Book lover. Stephen King Fanatic. Will try anything once. General Lover of Fiction. Reviewer Everywhere. All views my own. Mostly.
For me, Little Deaths was a marvel of a novel. Poignant, thought provoking, beautifully written and engaging, also randomly rage inducing – I went through a spectrum of emotions reading Ruth’s story and at the end I was wrung out.
Also, warning: Will cause google mania as you look up the case that Emma Flint took her inspiration from. That is also extraordinarily fascinating. I have today purchased her recommended book on the subject.
Little Deaths starts with a tragedy – two missing children. I don’t think its really a spoiler to say there is not a happy ending for the tiny ones – what follows is a multi layered, insightful and scarily authentic dig around the court of public opinion, the influence of the press and the dogged determination of a police investigation headed up by an obsessed detective.

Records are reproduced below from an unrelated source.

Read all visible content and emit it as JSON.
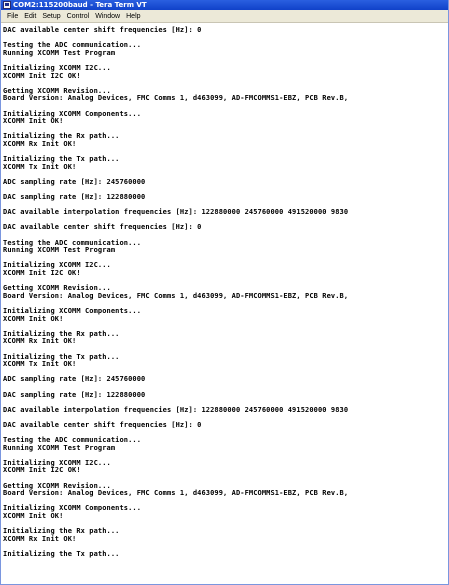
{
  "window": {
    "title": "COM2:115200baud - Tera Term VT"
  },
  "menu": [
    "File",
    "Edit",
    "Setup",
    "Control",
    "Window",
    "Help"
  ],
  "terminal": {
    "lines": [
      "DAC available center shift frequencies [Hz]: 0",
      "",
      "Testing the ADC communication...",
      "Running XCOMM Test Program",
      "",
      "Initializing XCOMM I2C...",
      "XCOMM Init I2C OK!",
      "",
      "Getting XCOMM Revision...",
      "Board Version: Analog Devices, FMC Comms 1, d463099, AD-FMCOMMS1-EBZ, PCB Rev.B,",
      "",
      "Initializing XCOMM Components...",
      "XCOMM Init OK!",
      "",
      "Initializing the Rx path...",
      "XCOMM Rx Init OK!",
      "",
      "Initializing the Tx path...",
      "XCOMM Tx Init OK!",
      "",
      "ADC sampling rate [Hz]: 245760000",
      "",
      "DAC sampling rate [Hz]: 122880000",
      "",
      "DAC available interpolation frequencies [Hz]: 122880000 245760000 491520000 9830",
      "",
      "DAC available center shift frequencies [Hz]: 0",
      "",
      "Testing the ADC communication...",
      "Running XCOMM Test Program",
      "",
      "Initializing XCOMM I2C...",
      "XCOMM Init I2C OK!",
      "",
      "Getting XCOMM Revision...",
      "Board Version: Analog Devices, FMC Comms 1, d463099, AD-FMCOMMS1-EBZ, PCB Rev.B,",
      "",
      "Initializing XCOMM Components...",
      "XCOMM Init OK!",
      "",
      "Initializing the Rx path...",
      "XCOMM Rx Init OK!",
      "",
      "Initializing the Tx path...",
      "XCOMM Tx Init OK!",
      "",
      "ADC sampling rate [Hz]: 245760000",
      "",
      "DAC sampling rate [Hz]: 122880000",
      "",
      "DAC available interpolation frequencies [Hz]: 122880000 245760000 491520000 9830",
      "",
      "DAC available center shift frequencies [Hz]: 0",
      "",
      "Testing the ADC communication...",
      "Running XCOMM Test Program",
      "",
      "Initializing XCOMM I2C...",
      "XCOMM Init I2C OK!",
      "",
      "Getting XCOMM Revision...",
      "Board Version: Analog Devices, FMC Comms 1, d463099, AD-FMCOMMS1-EBZ, PCB Rev.B,",
      "",
      "Initializing XCOMM Components...",
      "XCOMM Init OK!",
      "",
      "Initializing the Rx path...",
      "XCOMM Rx Init OK!",
      "",
      "Initializing the Tx path..."
    ]
  }
}
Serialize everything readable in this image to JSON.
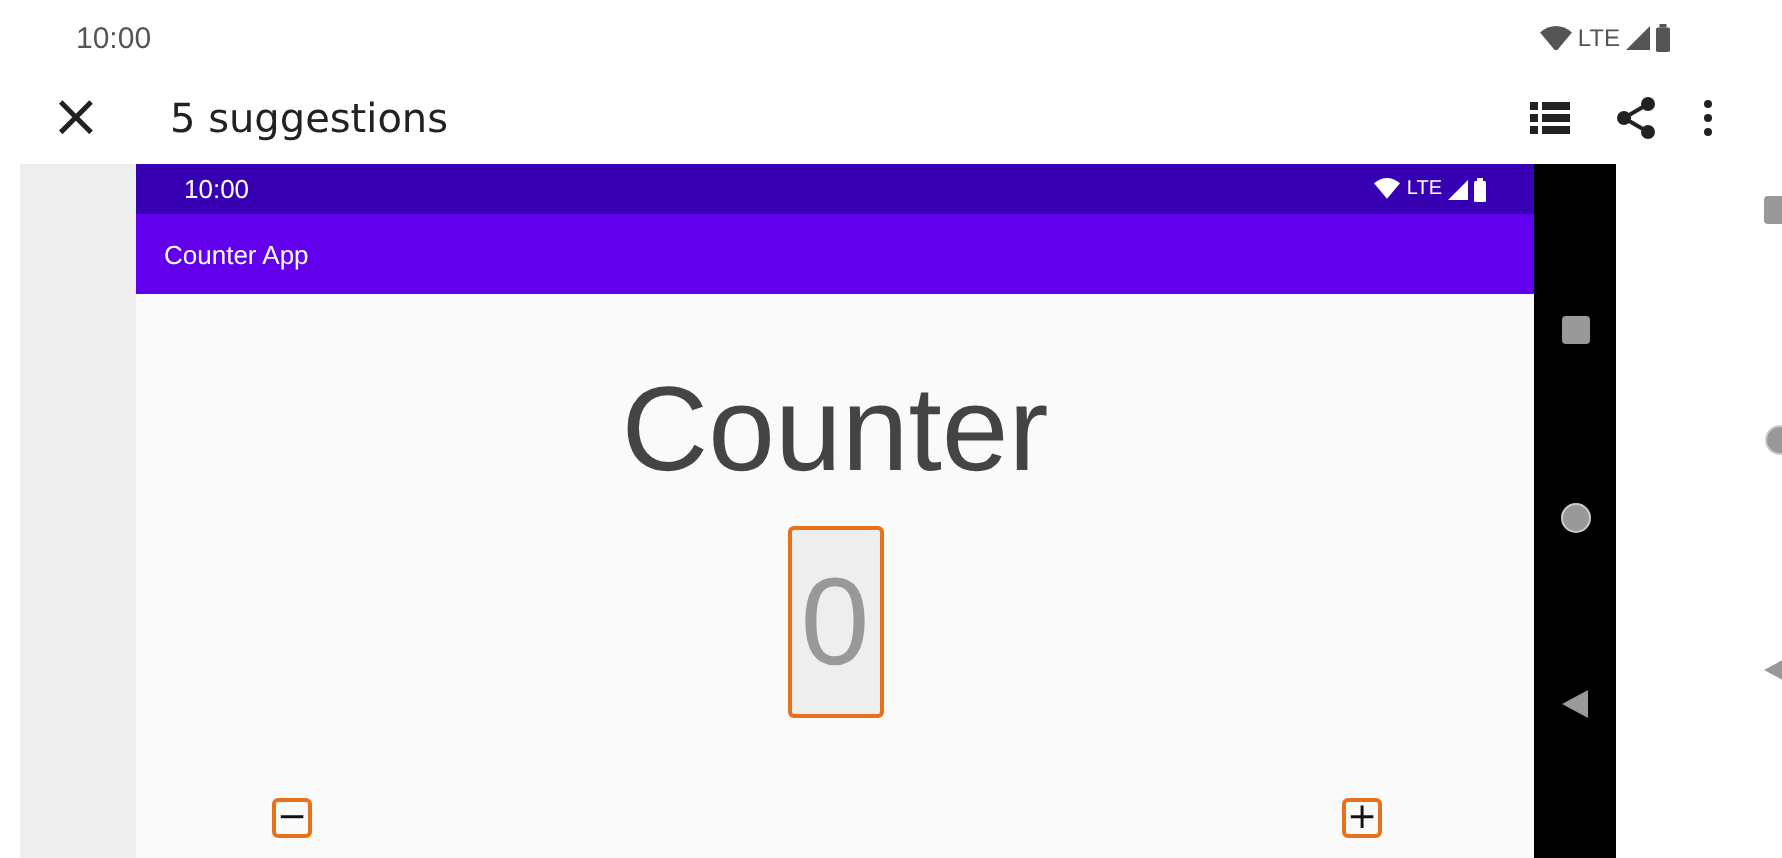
{
  "status_bar": {
    "time": "10:00",
    "network": "LTE"
  },
  "app_bar": {
    "close": "×",
    "title": "5 suggestions"
  },
  "screenshot": {
    "status_bar": {
      "time": "10:00",
      "network": "LTE"
    },
    "toolbar": {
      "title": "Counter App"
    },
    "heading": "Counter",
    "counter_value": "0",
    "buttons": [
      {
        "kind": "decrement",
        "label": "−"
      },
      {
        "kind": "increment",
        "label": "+"
      }
    ]
  }
}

Set in Queens, New York in the Summer of 1965 Emma Flint brings that time, that place, to beautiful, occasionally awful, always vivid life. You will see and hear it, find focus in the community surrounding Ruth as she faces every mothers worst nightmare. Ripples going outwards, infecting and affecting so many lives, this novel shows you all the nuances, those places inbetween, it was gripping, utterly gripping from the very first page. That did not go away.
I think it should be noted that in this reviewers opinion if you are expecting a psychological thriller, a “whodunnit” then you won’t get that. Whilst there is resolution in a sense, whilst there is an element of “Did she Didn’t she” that is the peripheral of Little Deaths. Whilst still intriguing on that level the heart of it is in the characters, their influences, a snapshot of a time, a place, a judgement that one would hope we as a society would have left behind us now. We have not though as the cases glaring at us from todays headlines prove all the time.
I’m back to Little Deaths is a marvel of a novel. Literary crime with a dash of eloquence and a story rooted in the truths we don’t like to think about.